Scorecards

Build evaluation rubrics that define quality standards and configure which interactions they evaluate. Scorecards can be evaluated manually or automatically by Happitu’s Auto QA AI. The same scorecard can serve both purposes.

Scorecard criteria builder with sections and criteria

Creating scorecards

Navigate to Settings > Scorecards and click New Scorecard. Enter a clear name that describes what this scorecard evaluates, such as “Customer Support Quality” or “Sales Call Effectiveness.” Add an optional description to explain when this scorecard should be used.

Scorecards are created in draft state. While in draft, you can build out sections and criteria. Only published scorecards can be used for evaluations.

Enabling scorecard for Auto QA

A scorecard must be published before it can evaluate interactions. To publish a scorecard, open it and click Enable Scorecard.

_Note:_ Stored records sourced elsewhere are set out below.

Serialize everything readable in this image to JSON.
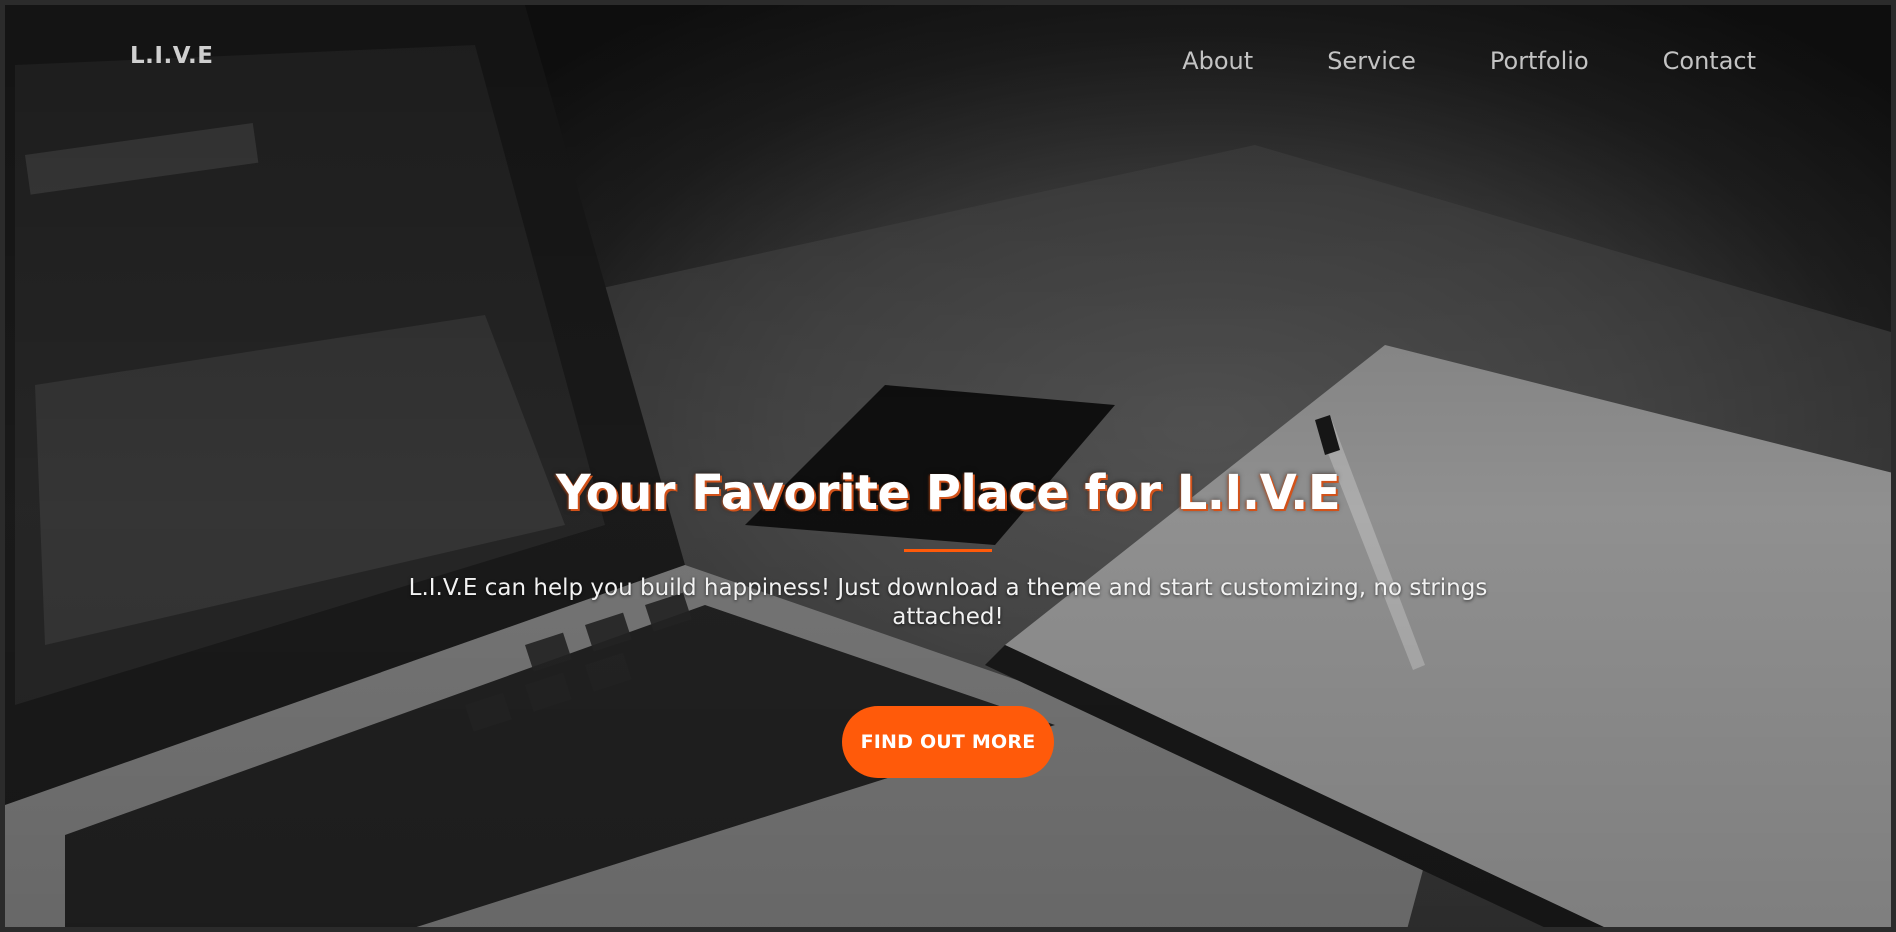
{
  "nav": {
    "brand": "L.I.V.E",
    "links": [
      {
        "label": "About"
      },
      {
        "label": "Service"
      },
      {
        "label": "Portfolio"
      },
      {
        "label": "Contact"
      }
    ]
  },
  "hero": {
    "title": "Your Favorite Place for L.I.V.E",
    "subtitle": "L.I.V.E can help you build happiness! Just download a theme and start customizing, no strings attached!",
    "cta_label": "FIND OUT MORE",
    "background_description_icon": "laptop-desk-photo"
  },
  "colors": {
    "accent": "#ff5a0a",
    "nav_text": "#c3c3c3",
    "hero_text": "#ffffff"
  }
}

The scorecard becomes active immediately and will be available for evaluations on matching interactions.

Scoping scorecards

Scorecards can evaluate all interactions or be limited to specific subsets based on workspace, channel, direction, or workflow.

Organization-wide vs workspace

By default, scorecards are organization-wide and can evaluate any interaction. To limit a scorecard to specific workspaces, select a workspace in the scorecard settings. The scorecard will then only evaluate interactions from channels assigned to that workspace.

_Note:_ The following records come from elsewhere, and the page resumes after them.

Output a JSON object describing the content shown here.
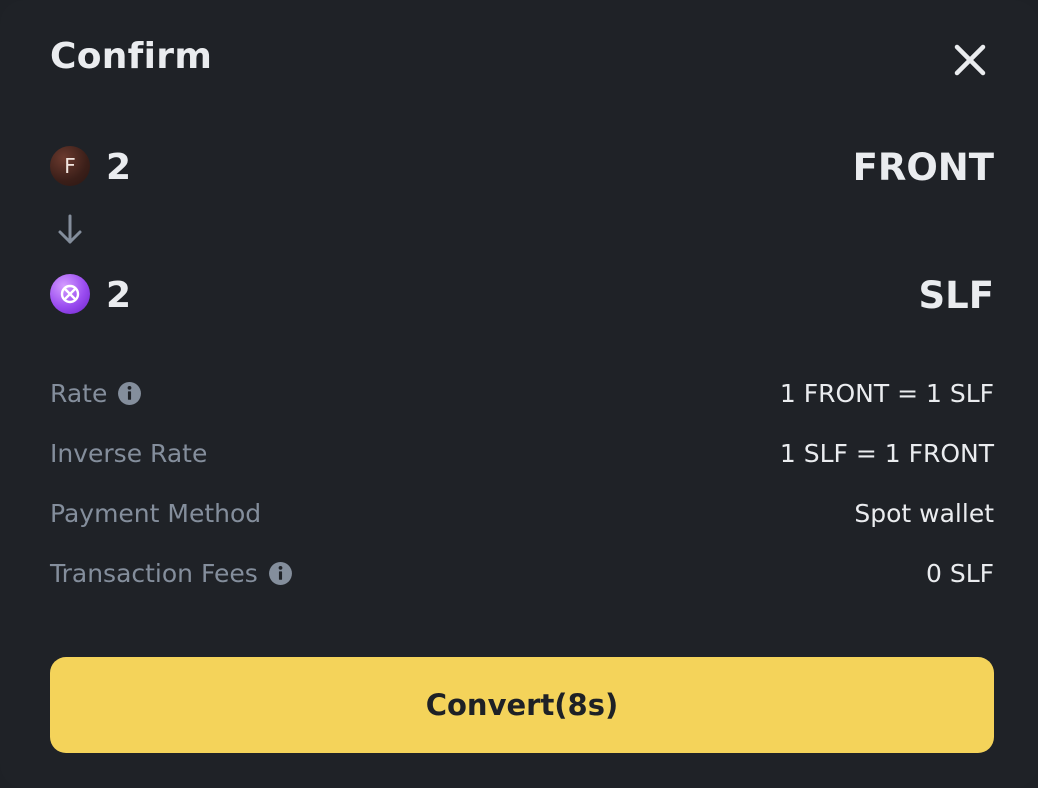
{
  "dialog": {
    "title": "Confirm"
  },
  "from": {
    "amount": "2",
    "symbol": "FRONT",
    "icon_glyph": "F",
    "icon": "front-coin-icon"
  },
  "to": {
    "amount": "2",
    "symbol": "SLF",
    "icon": "slf-coin-icon"
  },
  "details": {
    "rate_label": "Rate",
    "rate_value": "1 FRONT = 1 SLF",
    "inverse_rate_label": "Inverse Rate",
    "inverse_rate_value": "1 SLF = 1 FRONT",
    "payment_method_label": "Payment Method",
    "payment_method_value": "Spot wallet",
    "fees_label": "Transaction Fees",
    "fees_value": "0 SLF"
  },
  "actions": {
    "convert_label": "Convert(8s)"
  },
  "colors": {
    "background": "#1f2227",
    "primary_text": "#eaecef",
    "secondary_text": "#848e9c",
    "accent": "#f4d35a"
  }
}
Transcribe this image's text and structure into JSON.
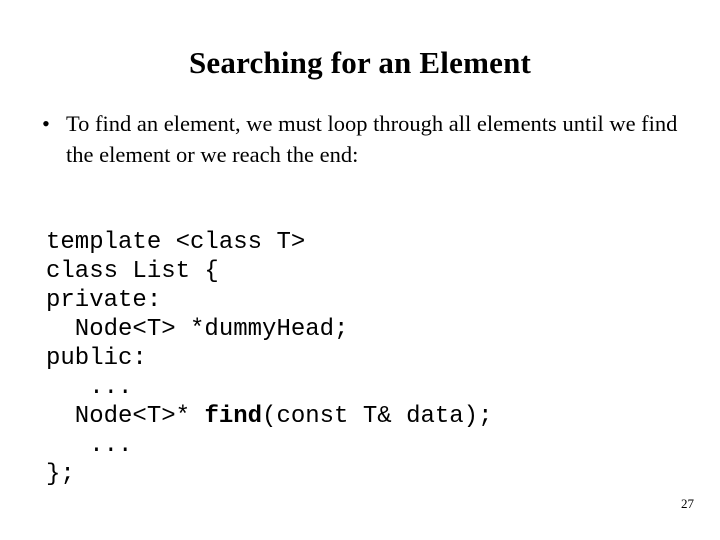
{
  "slide": {
    "title": "Searching for an Element",
    "page_number": "27",
    "background_color": "#ffffff",
    "text_color": "#000000"
  },
  "body": {
    "bullets": [
      {
        "marker": "•",
        "text": "To find an element, we must loop through all elements until we find the element or we reach the end:"
      }
    ]
  },
  "code": {
    "lines": [
      {
        "segments": [
          {
            "text": "template <class T>",
            "bold": false
          }
        ]
      },
      {
        "segments": [
          {
            "text": "class List {",
            "bold": false
          }
        ]
      },
      {
        "segments": [
          {
            "text": "private:",
            "bold": false
          }
        ]
      },
      {
        "segments": [
          {
            "text": "  Node<T> *dummyHead;",
            "bold": false
          }
        ]
      },
      {
        "segments": [
          {
            "text": "public:",
            "bold": false
          }
        ]
      },
      {
        "segments": [
          {
            "text": "   ...",
            "bold": false
          }
        ]
      },
      {
        "segments": [
          {
            "text": "  Node<T>* ",
            "bold": false
          },
          {
            "text": "find",
            "bold": true
          },
          {
            "text": "(const T& data);",
            "bold": false
          }
        ]
      },
      {
        "segments": [
          {
            "text": "   ...",
            "bold": false
          }
        ]
      },
      {
        "segments": [
          {
            "text": "};",
            "bold": false
          }
        ]
      }
    ]
  }
}
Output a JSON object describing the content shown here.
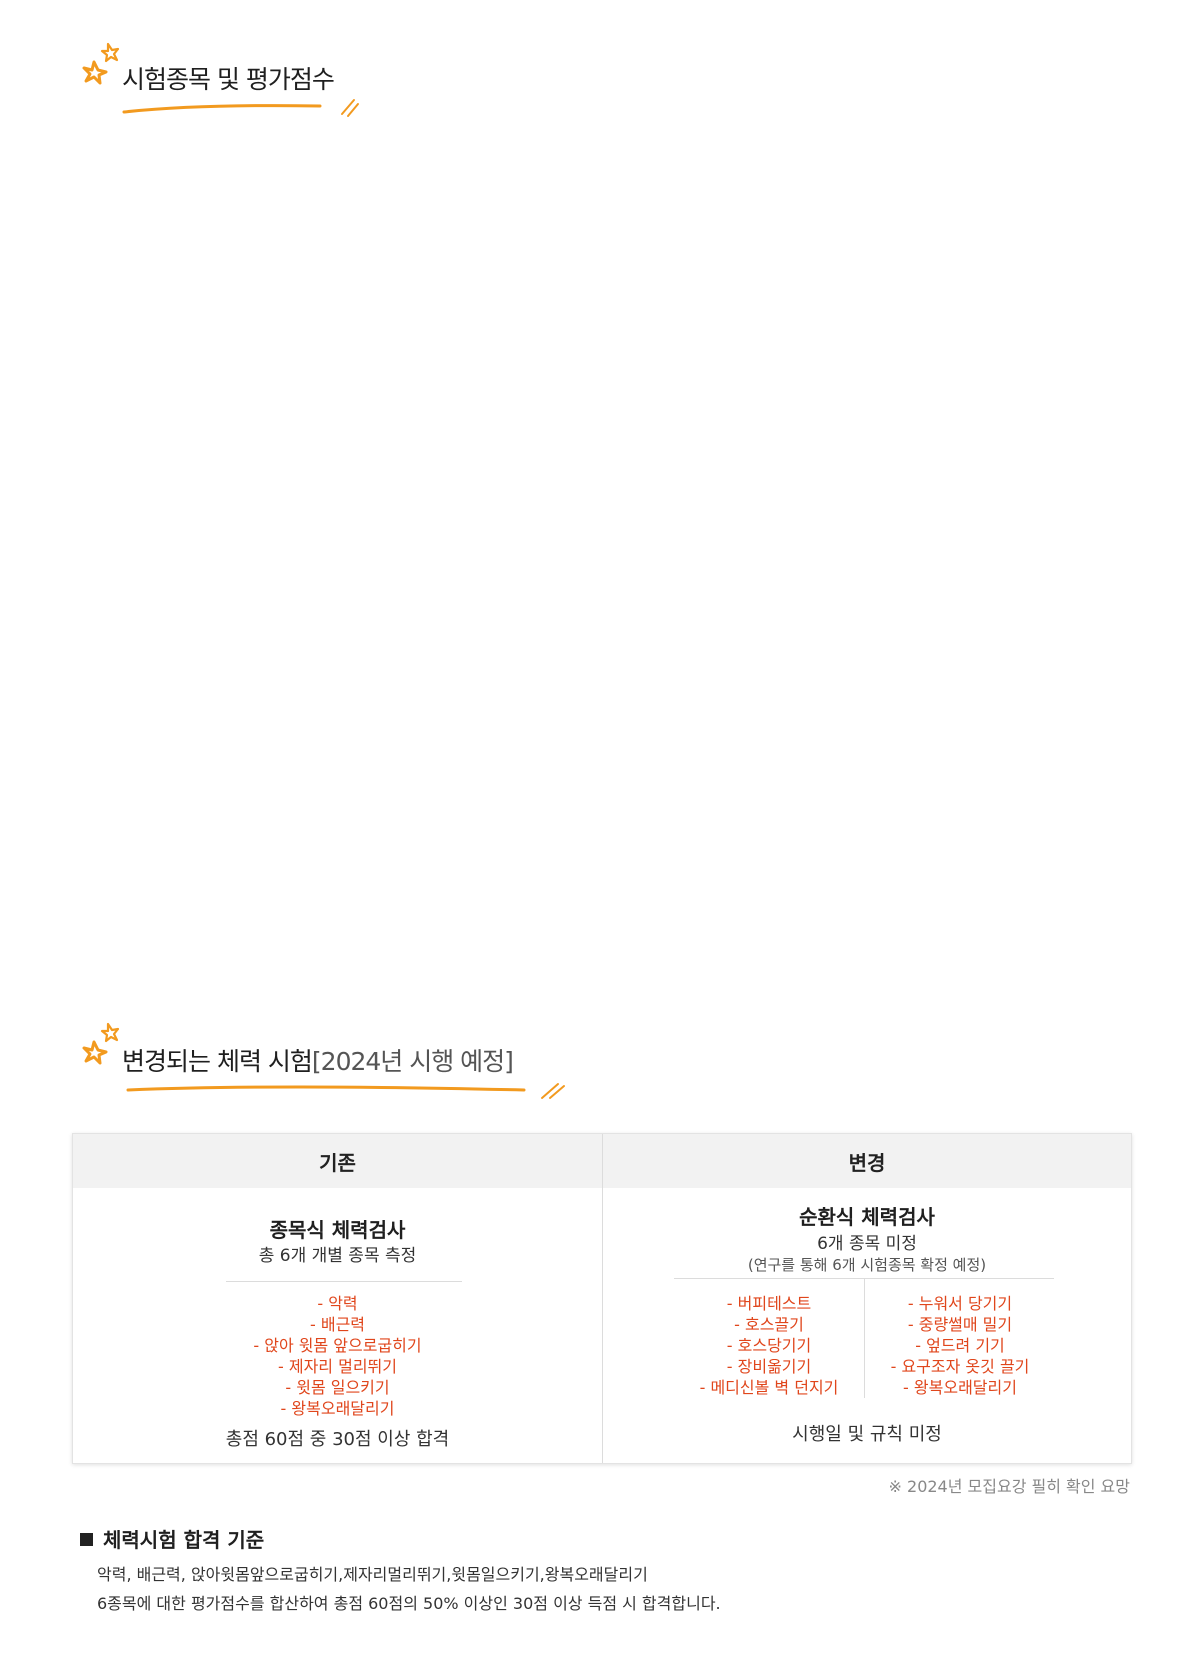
{
  "section1": {
    "title": "시험종목 및 평가점수"
  },
  "section2": {
    "title": "변경되는 체력 시험",
    "title_suffix": "[2024년 시행 예정]"
  },
  "table": {
    "headers": [
      "기존",
      "변경"
    ],
    "existing": {
      "name": "종목식 체력검사",
      "sub": "총 6개 개별 종목 측정",
      "items": [
        "악력",
        "배근력",
        "앉아 윗몸 앞으로굽히기",
        "제자리 멀리뛰기",
        "윗몸 일으키기",
        "왕복오래달리기"
      ],
      "pass": "총점 60점 중 30점 이상 합격"
    },
    "changed": {
      "name": "순환식 체력검사",
      "sub": "6개 종목 미정",
      "note": "(연구를 통해 6개 시험종목 확정 예정)",
      "items_left": [
        "버피테스트",
        "호스끌기",
        "호스당기기",
        "장비옮기기",
        "메디신볼 벽 던지기"
      ],
      "items_right": [
        "누워서 당기기",
        "중량썰매 밀기",
        "엎드려 기기",
        "요구조자 옷깃 끌기",
        "왕복오래달리기"
      ],
      "pass": "시행일 및 규칙 미정"
    }
  },
  "footnote": "※ 2024년 모집요강 필히 확인 요망",
  "criteria": {
    "title": "체력시험 합격 기준",
    "line1": "악력, 배근력, 앉아윗몸앞으로굽히기,제자리멀리뛰기,윗몸일으키기,왕복오래달리기",
    "line2": "6종목에 대한 평가점수를 합산하여 총점 60점의 50% 이상인 30점 이상 득점 시 합격합니다."
  },
  "colors": {
    "accent": "#f29a1f",
    "item_red": "#e0461c"
  }
}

This is useful when different departments need different quality standards. Your Sales workspace might use a conversion-focused scorecard while your Support workspace uses a resolution-focused one.

Channel scoping

You can also explicitly include specific channels. For workspace scorecards, you can toggle channels on or off. This lets you apply different scorecards to different phone numbers, chat queues, or email addresses even within the same workspace.

Direction filtering

Limit scorecards to inbound calls only, outbound calls only, or both directions. This is useful when you have different expectations for proactive outreach versus reactive support.

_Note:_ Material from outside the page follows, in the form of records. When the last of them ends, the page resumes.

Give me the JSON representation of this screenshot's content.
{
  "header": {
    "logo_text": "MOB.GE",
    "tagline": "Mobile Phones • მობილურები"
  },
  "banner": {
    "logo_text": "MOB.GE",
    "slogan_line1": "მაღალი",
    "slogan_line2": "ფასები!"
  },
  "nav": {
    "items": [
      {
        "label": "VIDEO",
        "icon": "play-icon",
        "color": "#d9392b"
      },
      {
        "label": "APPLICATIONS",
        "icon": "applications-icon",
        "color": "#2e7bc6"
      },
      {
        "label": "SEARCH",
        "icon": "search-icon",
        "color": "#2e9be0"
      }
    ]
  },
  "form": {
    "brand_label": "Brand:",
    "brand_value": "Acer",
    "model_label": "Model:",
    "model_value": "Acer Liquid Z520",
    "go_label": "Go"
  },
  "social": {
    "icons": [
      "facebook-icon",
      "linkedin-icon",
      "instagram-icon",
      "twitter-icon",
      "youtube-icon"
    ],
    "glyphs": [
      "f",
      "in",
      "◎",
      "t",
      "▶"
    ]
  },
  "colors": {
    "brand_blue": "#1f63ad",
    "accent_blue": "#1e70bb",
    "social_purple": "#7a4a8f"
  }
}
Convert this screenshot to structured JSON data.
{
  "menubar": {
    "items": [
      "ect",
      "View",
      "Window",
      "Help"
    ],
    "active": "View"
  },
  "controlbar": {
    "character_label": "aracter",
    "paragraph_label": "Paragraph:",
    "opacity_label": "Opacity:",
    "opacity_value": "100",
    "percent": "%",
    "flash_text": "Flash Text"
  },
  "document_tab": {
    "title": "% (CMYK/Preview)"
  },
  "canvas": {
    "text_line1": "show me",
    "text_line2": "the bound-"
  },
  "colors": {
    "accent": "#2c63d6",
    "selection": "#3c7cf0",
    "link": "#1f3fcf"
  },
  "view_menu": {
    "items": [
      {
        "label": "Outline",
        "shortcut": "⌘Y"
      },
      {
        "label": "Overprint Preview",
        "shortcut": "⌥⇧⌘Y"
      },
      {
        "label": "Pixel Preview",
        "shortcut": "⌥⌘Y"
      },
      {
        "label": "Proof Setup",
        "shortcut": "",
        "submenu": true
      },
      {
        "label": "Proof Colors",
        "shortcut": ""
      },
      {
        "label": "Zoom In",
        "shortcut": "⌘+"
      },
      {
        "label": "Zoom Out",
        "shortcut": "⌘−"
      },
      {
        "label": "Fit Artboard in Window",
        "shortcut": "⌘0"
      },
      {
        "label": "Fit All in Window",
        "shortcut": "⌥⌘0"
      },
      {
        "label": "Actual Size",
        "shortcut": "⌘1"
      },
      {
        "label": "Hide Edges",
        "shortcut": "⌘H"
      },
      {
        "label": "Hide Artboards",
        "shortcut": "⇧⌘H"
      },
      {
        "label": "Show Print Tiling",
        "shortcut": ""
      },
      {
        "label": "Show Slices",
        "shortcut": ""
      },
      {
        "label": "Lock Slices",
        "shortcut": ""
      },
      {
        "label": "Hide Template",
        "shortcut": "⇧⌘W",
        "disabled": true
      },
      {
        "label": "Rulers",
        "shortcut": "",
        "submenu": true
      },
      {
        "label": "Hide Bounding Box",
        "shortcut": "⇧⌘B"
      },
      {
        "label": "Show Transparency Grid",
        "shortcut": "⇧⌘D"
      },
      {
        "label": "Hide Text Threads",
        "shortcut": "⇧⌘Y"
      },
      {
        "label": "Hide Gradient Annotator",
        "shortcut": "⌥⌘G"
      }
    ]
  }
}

Building your scorecard criteria

Within each section, click Add Criterion to create evaluation items. Each criterion needs:

Name: What is being evaluated (e.g., “Agent greeted customer”)
Scale: The rating options (see below)
Definition: Detailed explanation of what meets the standard
Weight: How much this criterion contributes to the overall score (0-20)

Rating scales

Happitu provides four scale types.

Binary

👍 Met / 👎 Not Met

Simple pass/fail criteria where the standard is either achieved or not.

3-Point

😄 Met / 😐 Partially Met / 🙁 Not Met

For criteria where partial achievement is possible and meaningful.

4-Point

🤩 Exceeds / 😄 Meets / 😕 Needs Improvement / 😠 Not Met

Allows for scoring both failures and exceptional performance, with a negative score for serious failures.

5-Point

🤩 Exceeds / 😄 Meets / 😐 Approaches / 😕 Needs Improvement / 😠 Not Met

Most granular evaluation with clear progression steps.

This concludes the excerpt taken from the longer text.